Da Perquista Mangista was laughing at something Mike had said. ‘You are just a romantic, Mike. You should have worked as I have, for many a long year, in São Paulo, and then you would see how hard people really work!’
‘I could say the same about Tokyo,’ Hakamara said.
‘I know, I know,’ Mike said, laughing also. ‘Europe is now more or less played out, and the Eastern seaboard of the United States the same. We have recently witnessed the establishment of a Pacific Community, with California, Japan, South Korea, China, all labouring away hammer-and-tongs. I’ve no real objection to work, except that it now means work-plus-deadly-monotony. With the establishment of a single world-state, work-plus-deadly-monotony is going to rule the roost, rammed home by computerised arguments about “efficiency”, such as C.C. is now using to ram in its Eighty-Minute Hour schedule. I’m for inefficiency, smaller nations, slack in the machine, chaos, and all the other things for which I founded the I.D.I., my own personal club!’
Da Perquista Mangista said, draining off another large brandy, ‘Mike, I love you, and I love the totally out-dated concept of I.D.I…. You are a gaudy figure and the beleaguered Dissident Nations will surely need you as we get more beleaguered in the years ahead. But do not use that argument of yours in public – not, for instant, at the Dissident Nations economic conference I’m organising in Friendship City. Because the world on the whole believes in order and efficiency, even the nations of the D.N.’
‘Them especially,’ Hakamara agreed. ‘Japan, Yugoslavia, and Brazil are cases in point. Recall the legend on the Brazilian flag – “Order and Progress”. Our nations have become great through work.’
‘If you’ll allow an old man to express his point of view,’ George Hornbeck said, ‘I believe that work is mankind’s worst vice and affliction, killing more people year after year than all your drugs and automobiles combined. Even worse, it exhausts the planet as well as mankind. Of course, that’s only my view. Order and Progress lead to war. But then – I was born in the First World War.’
Mike Surinat smiled warmly at the old man. Since the death of his own father, since he had invited the Hornbecks, father and daughter, to live in Slavonski Brod Grad, he had come more and more to love them both. The old man’s philosophy was particularly sympatico.
‘Determinism saps our will not to work,’ he said. ‘The Cap-Comm merger merely gears everyone to work harder.’
Choggles piped up. ‘It will make the world like a police state, won’t it, Mike? Particularly with crooks like Attica Saigon Smix running the American end – he was involved with my father, and you know how awful Daddy was, introducing ZPG and everything.’ She glanced at Dinah Sorbutt’s greatly enlarged body. ‘Sorry, Dinah, old horse, almost ZPG – the human race has got to keep going somehow, hasn’t it?’

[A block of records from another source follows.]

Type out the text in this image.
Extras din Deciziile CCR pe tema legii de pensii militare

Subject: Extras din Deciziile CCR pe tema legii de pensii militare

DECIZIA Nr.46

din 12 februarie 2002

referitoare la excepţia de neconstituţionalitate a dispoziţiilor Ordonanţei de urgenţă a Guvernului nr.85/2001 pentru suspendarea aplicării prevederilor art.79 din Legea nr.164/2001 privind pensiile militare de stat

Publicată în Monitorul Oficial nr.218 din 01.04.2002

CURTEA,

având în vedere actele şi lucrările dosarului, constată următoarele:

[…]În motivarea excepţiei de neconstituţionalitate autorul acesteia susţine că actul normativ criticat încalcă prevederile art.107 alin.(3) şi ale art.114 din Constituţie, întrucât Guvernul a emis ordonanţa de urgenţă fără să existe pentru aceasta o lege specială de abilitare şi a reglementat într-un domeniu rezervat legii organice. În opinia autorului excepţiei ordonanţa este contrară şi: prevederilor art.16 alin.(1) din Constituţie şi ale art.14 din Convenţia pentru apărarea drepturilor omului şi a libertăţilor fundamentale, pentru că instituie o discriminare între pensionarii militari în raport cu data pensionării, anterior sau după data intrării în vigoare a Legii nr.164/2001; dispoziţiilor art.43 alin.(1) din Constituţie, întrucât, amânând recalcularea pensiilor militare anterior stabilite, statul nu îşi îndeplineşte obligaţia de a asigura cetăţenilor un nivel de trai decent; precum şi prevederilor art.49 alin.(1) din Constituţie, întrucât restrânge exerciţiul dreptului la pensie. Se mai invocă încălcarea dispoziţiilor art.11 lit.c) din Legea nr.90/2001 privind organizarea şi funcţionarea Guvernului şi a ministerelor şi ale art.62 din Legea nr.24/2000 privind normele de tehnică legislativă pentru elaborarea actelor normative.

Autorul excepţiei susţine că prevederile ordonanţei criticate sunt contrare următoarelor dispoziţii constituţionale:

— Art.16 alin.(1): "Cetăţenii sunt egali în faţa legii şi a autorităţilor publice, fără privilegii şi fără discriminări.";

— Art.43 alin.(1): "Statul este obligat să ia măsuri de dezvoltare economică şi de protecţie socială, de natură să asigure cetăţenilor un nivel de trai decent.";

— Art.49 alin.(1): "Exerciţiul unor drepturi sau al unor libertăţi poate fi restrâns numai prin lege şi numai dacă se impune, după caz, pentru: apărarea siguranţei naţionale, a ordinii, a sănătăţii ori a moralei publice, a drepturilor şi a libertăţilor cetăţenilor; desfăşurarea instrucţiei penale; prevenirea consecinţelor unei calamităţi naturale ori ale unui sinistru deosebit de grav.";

Dinah said, ‘Choggles, old horse, your zippy comments are rather out of place in a political discussion. Why don’t you buzz along, like a good girl?’
The Brazilian politician threw Dinah an admiring and grateful glance.
‘Suits me!’ Choggles said. ‘Politics isn’t as interesting as sex, is it?’
As she drifted off, Per Gilleleje laughed and said, ‘Out of the mouths of babes and sucklings! She is correct, of course, about both Smix and her father, Auden. Auden Chaplain is dead now, but both he in scientific circles and Attica Saigon Smix in managerial circles showed genius. World-units have grown so large that we need genius, even when it is evil – that’s to say, against humanity. And it is this need for the anti-human which has led to the take-over of human affairs by the computer complex.’
‘Unfortunately, C.C. represents a genuine human desire to repress its humanity,’ Carnate said. ‘How else can you explain the atrocities of World War III, and all those poor wretches shipped out to Mars?’
‘My daughter among them,’ sighed Hakamara.